Technology is astounding. Not just in what it can do, but in the need it creates to iteratively morph and self-perpetuate as one tool leads to a need for the next.
eDiscovery is a perfect example. Before we put the “e” in front of it, discovery in litigation was mostly an exercise in the exchange of bankers’ boxes filled with documents that opposing counsel would review for evidence. Simple concept, right?
Today, although the goal of discovery has remained exactly the same, the tools and technology created to address it comprise a billion dollar industry. In that small window between asking for and receiving documents for litigation or investigations, there are now multiple robust layers of advanced technology that exist primarily because other evolving technologies have enabled us to create more stuff than we can possibly manage any other way. It’s “iterative morphing” at its best.
Such tools and technologies in the legal realm were on bold display at the recent Legaltech event in New York City. A sea of computer monitors sported multi-window displays of sophisticated analytics for data processing, matter management, hosting platforms, predictive coding—you name it, there’s a technology for it, and often more than one.
What’s interesting, though, is the apparent disconnect between the “Wow!” of the exhibit floor and the reality of how lawyers understand and actually use “legal tech” for their matters. Because just steps from the exhibit floor were panel discussions where attendees showed scant evidence of living in the digitally-driven world on display, but rather appeared quite rooted in decidedly less “techie” ways of doing things. This seems especially true for eDiscovery solutions.
According to the latest ABA Tech Survey (2016), lawyers don’t use many of the newer technologies that are available today and remain skeptical about what they have to offer. When survey respondents were asked how they review and process eDiscovery, for example, some salient findings were:
- 43% don’t use any sort of e-discovery review solution and one-third don’t use any sort of cases analysis solution.
- The primary tool used to review e-discovery materials remains keyword searching (78%). Only a few used concept searching and predictive coding. These numbers have changed little from last year.

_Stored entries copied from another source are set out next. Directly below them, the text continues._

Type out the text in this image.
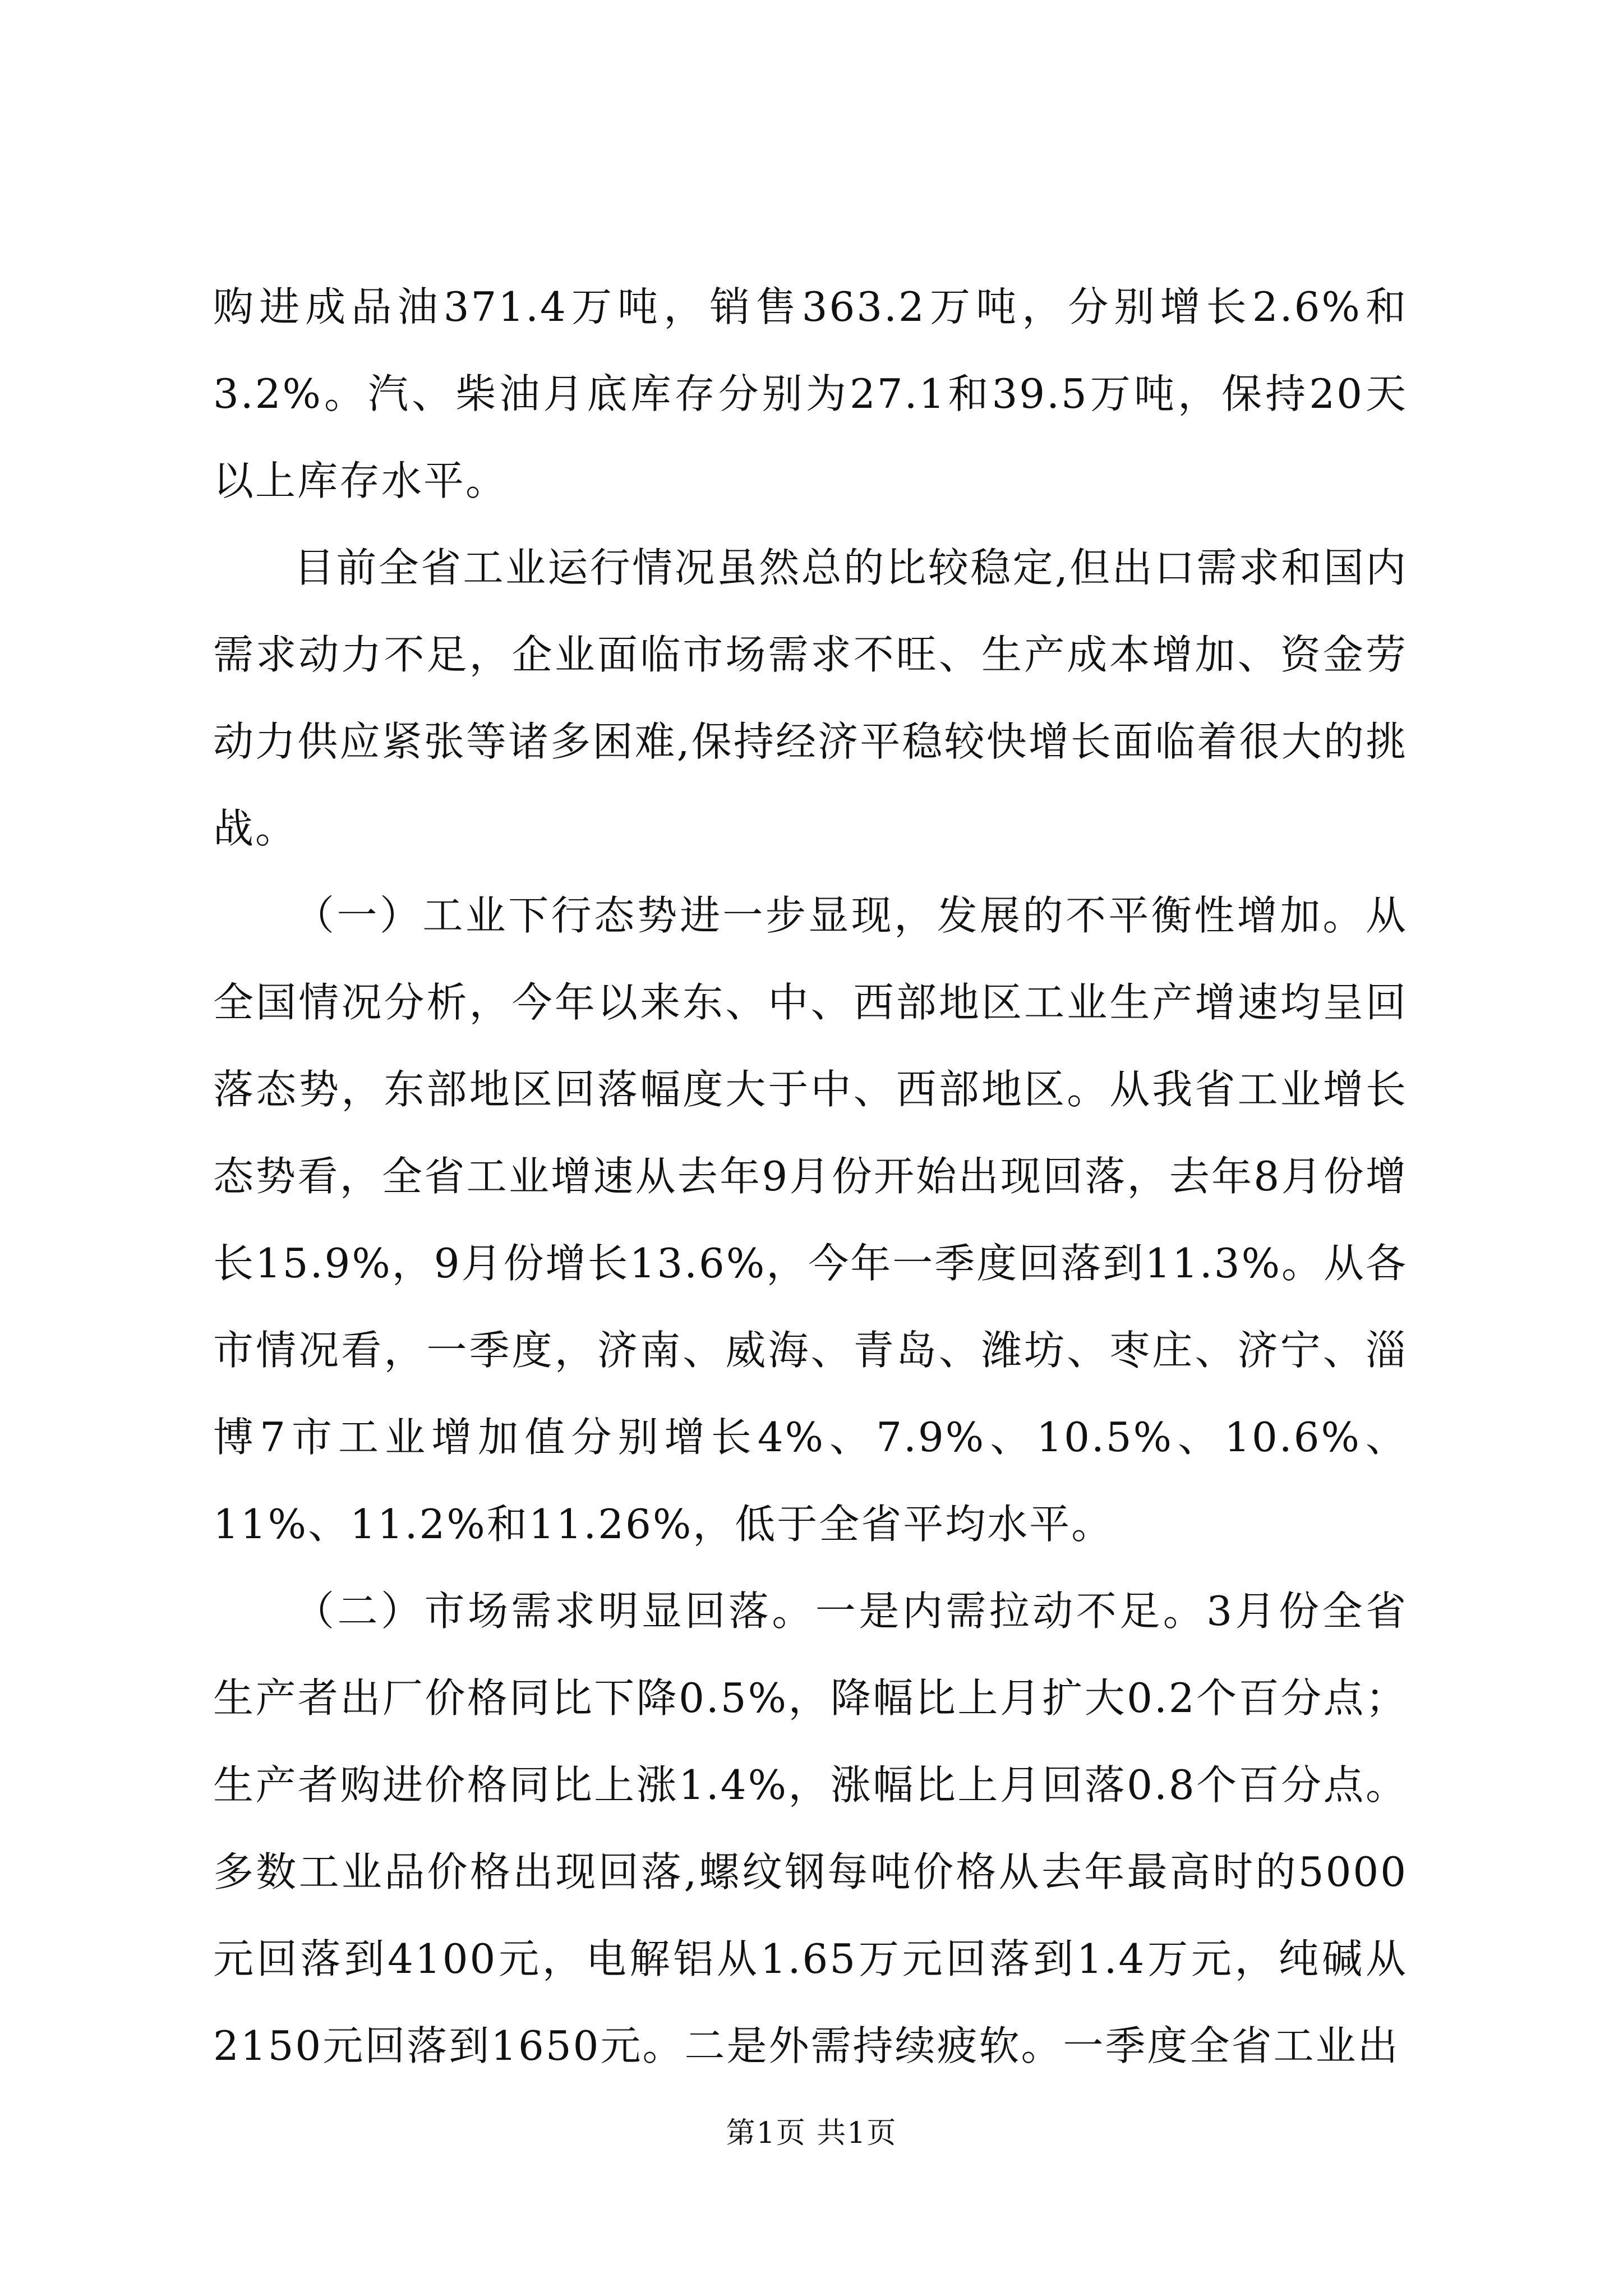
购进成品油371.4万吨，销售363.2万吨，分别增长2.6%和3.2%。汽、柴油月底库存分别为27.1和39.5万吨，保持20天以上库存水平。

目前全省工业运行情况虽然总的比较稳定,但出口需求和国内需求动力不足，企业面临市场需求不旺、生产成本增加、资金劳动力供应紧张等诸多困难,保持经济平稳较快增长面临着很大的挑战。

（一）工业下行态势进一步显现，发展的不平衡性增加。从全国情况分析，今年以来东、中、西部地区工业生产增速均呈回落态势，东部地区回落幅度大于中、西部地区。从我省工业增长态势看，全省工业增速从去年9月份开始出现回落，去年8月份增长15.9%，9月份增长13.6%，今年一季度回落到11.3%。从各市情况看，一季度，济南、威海、青岛、潍坊、枣庄、济宁、淄博7市工业增加值分别增长4%、7.9%、10.5%、10.6%、11%、11.2%和11.26%，低于全省平均水平。

（二）市场需求明显回落。一是内需拉动不足。3月份全省生产者出厂价格同比下降0.5%，降幅比上月扩大0.2个百分点；生产者购进价格同比上涨1.4%，涨幅比上月回落0.8个百分点。多数工业品价格出现回落,螺纹钢每吨价格从去年最高时的5000元回落到4100元，电解铝从1.65万元回落到1.4万元，纯碱从2150元回落到1650元。二是外需持续疲软。一季度全省工业出

第1页 共1页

- Only 15% report using predictive coding to process or review e-discovery materials. The lowest percentage of use was at solo shops (7%), with the highest being at firms of between 100-499 lawyers (39%).*
Although the survey skews slightly in favor of smaller firms, these numbers are revealing. In areas where technology has made the most compelling inroads, for early case assessment, key document identification and—the true behemoth—document review, most lawyers aren’t turning to advanced technological solutions, they’re sticking with keyword search and linear review.
The main reasons? We’ve heard them before: newer technologies are seen as too expensive (among other revenue concerns), the learning curve is too steep, the technologies aren’t trusted.
Closer examination would show that these reasons don’t really hold up anymore. Used well and with appropriate QC, advanced technological tools and services are more cost-effective, have been found defensible, and provide benefits that incumbent methods cannot.
And, although it may be true that the learning curve with certain technologies may be a challenge for counsel, it needn’t be their lonely burden. Lawyers do have an ethical obligation to keep up with relevant technology so they can effectively and efficiently represent their clients, but this can mean either becoming proficient in new technologies or hiring expertise—often the best solution. There are expert service providers at the ready with whom they can collaborate to appropriately leverage technology without having to learn the nuts and bolts of every new tool.
To be fair, there are early-adopting firms and corporate counsel who are embracing new technologies along with those who say they plan to do so in the near future. One recent report on legal analytics by CTRL notes a major uptick in the “perception of analytics’ importance” and an increase in the number of organizations that say they “plan” to start using analytics for eDiscovery in the next 12 months.
Perceptions and plans aren’t quite the same as actions, but at least this reflects a growing awareness that the technology ship is well under sail and it’s best to be aboard before seas become even rougher.